Undersecretary Richard Fordyce opened the session by noting FPAC’s creation during the first Trump term to unite the three most farmer-facing agencies: Farm Service Agency (FSA), Natural Resources Conservation Service (NRCS), and Risk Management Agency (RMA). “We are all farmers,” Fordyce said, stressing the push for “one farmer, one file” to eliminate redundant paperwork. He highlighted the new Farmer Bridge Assistance (FBA) program, which launched Monday via login.gov and quickly reached 150,000 applications—35,000 through the secure portal—distributing over $2 billion in days while saving mailing costs.
FSA Administrator Bill Beam called FBA “fantastic” and already ahead of expectations. He detailed a three-phase acreage reporting modernization: Phase 1 creates a geospatial map with common land units for easy field drawing; Phase 2 adds a home or tractor-based portal; Phase 3 will integrate precision-ag coverage maps. Beam also reported rapid work on the new farm bill, including 30 million additional base acres and updates to ARC/PLC sign-up for the 2026 crop year.
NRCS Chief Aubrey Bettencourt described a “recommitment tour” to core programs EQIP and CSP, pruning outdated practice codes to save 85,000 staff hours annually and delegating decisions to local staff. She announced the Integrated Field Tool for real-time whole-farm planning in the field, set for trials soon. NRCS will update 91 of 168 outdated practice standards this year with farmer roundtable input. The new regenerative agriculture pilot offers $700 million through EQIP/CSP, plus soil testing, outcomes reports, and private-sector matching under the Sustains Act.
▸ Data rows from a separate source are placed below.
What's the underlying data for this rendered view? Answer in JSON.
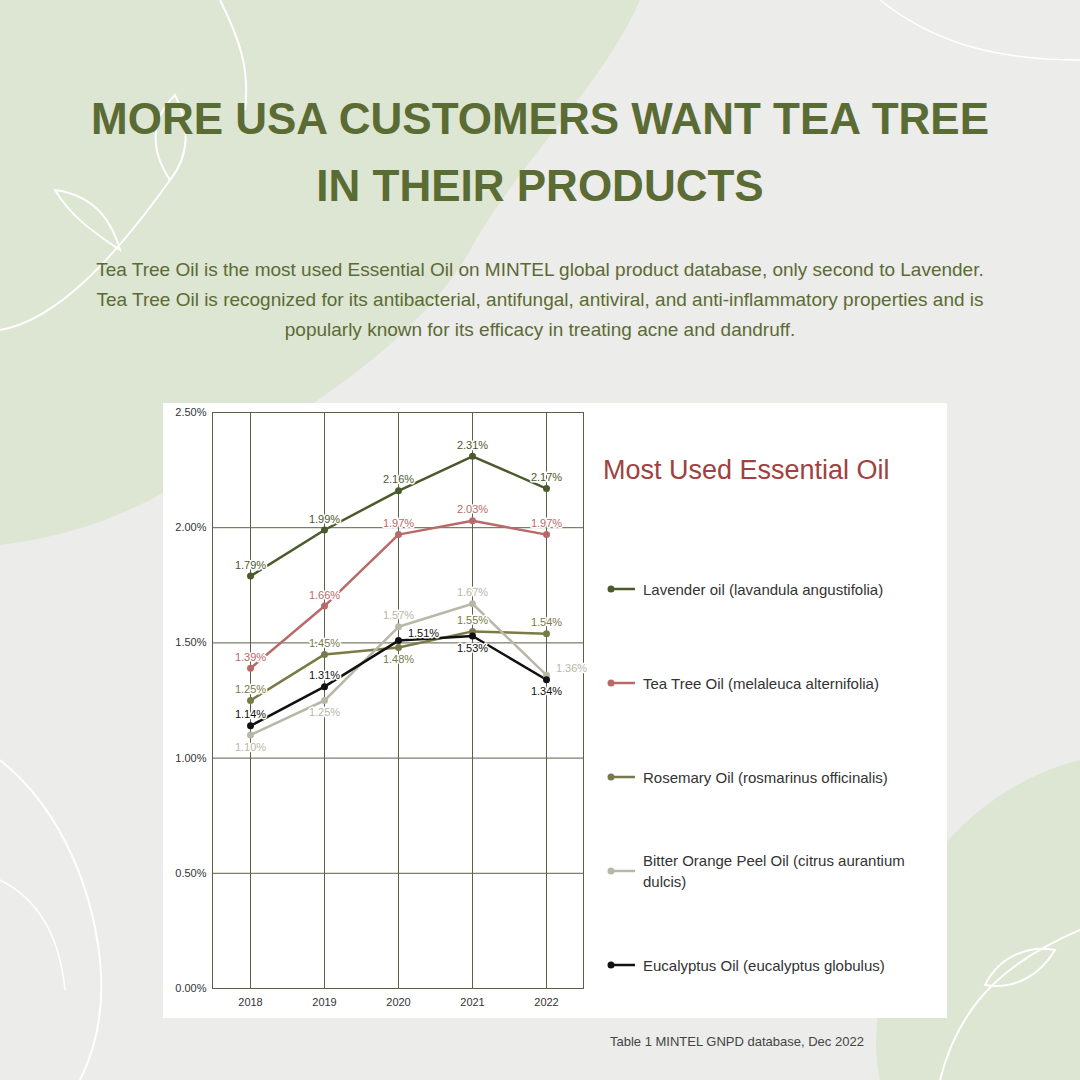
{
  "header": {
    "title": "MORE USA CUSTOMERS WANT TEA TREE IN THEIR PRODUCTS",
    "text": "Tea Tree Oil is the most used Essential Oil on MINTEL global product database, only second to Lavender. Tea Tree Oil is recognized for its antibacterial, antifungal, antiviral, and anti-inflammatory properties and is popularly known for its efficacy in treating acne and dandruff."
  },
  "chart_data": {
    "type": "line",
    "title": "Most Used Essential Oil",
    "categories": [
      "2018",
      "2019",
      "2020",
      "2021",
      "2022"
    ],
    "series": [
      {
        "name": "Lavender oil (lavandula angustifolia)",
        "color": "#4b5a2c",
        "values": [
          1.79,
          1.99,
          2.16,
          2.31,
          2.17
        ],
        "value_labels": [
          "1.79%",
          "1.99%",
          "2.16%",
          "2.31%",
          "2.17%"
        ]
      },
      {
        "name": "Tea Tree Oil (melaleuca alternifolia)",
        "color": "#b86a68",
        "values": [
          1.39,
          1.66,
          1.97,
          2.03,
          1.97
        ],
        "value_labels": [
          "1.39%",
          "1.66%",
          "1.97%",
          "2.03%",
          "1.97%"
        ]
      },
      {
        "name": "Rosemary Oil (rosmarinus officinalis)",
        "color": "#7a7a48",
        "values": [
          1.25,
          1.45,
          1.48,
          1.55,
          1.54
        ],
        "value_labels": [
          "1.25%",
          "1.45%",
          "1.48%",
          "1.55%",
          "1.54%"
        ]
      },
      {
        "name": "Bitter Orange Peel Oil (citrus aurantium dulcis)",
        "color": "#b9b8a8",
        "values": [
          1.1,
          1.25,
          1.57,
          1.67,
          1.36
        ],
        "value_labels": [
          "1.10%",
          "1.25%",
          "1.57%",
          "1.67%",
          "1.36%"
        ]
      },
      {
        "name": "Eucalyptus Oil (eucalyptus globulus)",
        "color": "#111111",
        "values": [
          1.14,
          1.31,
          1.51,
          1.53,
          1.34
        ],
        "value_labels": [
          "1.14%",
          "1.31%",
          "1.51%",
          "1.53%",
          "1.34%"
        ]
      }
    ],
    "ylim": [
      0,
      2.5
    ],
    "yticks": [
      {
        "value": 0,
        "label": "0.00%"
      },
      {
        "value": 0.5,
        "label": "0.50%"
      },
      {
        "value": 1,
        "label": "1.00%"
      },
      {
        "value": 1.5,
        "label": "1.50%"
      },
      {
        "value": 2,
        "label": "2.00%"
      },
      {
        "value": 2.5,
        "label": "2.50%"
      }
    ],
    "grid": true,
    "legend": "right",
    "data_labels": true,
    "marker": "circle",
    "line_style": "solid"
  },
  "caption": "Table 1 MINTEL GNPD database, Dec 2022"
}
Lastly, RMA Administrator Pat Swanson, a former crop insurance agent and Iowa farmer, called crop insurance “the backbone” of the safety net. She noted quick implementation of the farm bill’s premium support (saving farmers ~$400 million) and extension of the Beginning Farmer and Rancher program to 10 years. Swanson echoed the modernization theme, praising private-sector precision technology already in use and urging producers to talk with agents before the March 15 deadline.
All four leaders—each with multi-generational farm roots—pledged continued progress on technology, reduced bureaucracy, and keeping farmers on the land. Fordyce teased “fun stories” by next year’s Classic in New Orleans as modernization accelerates.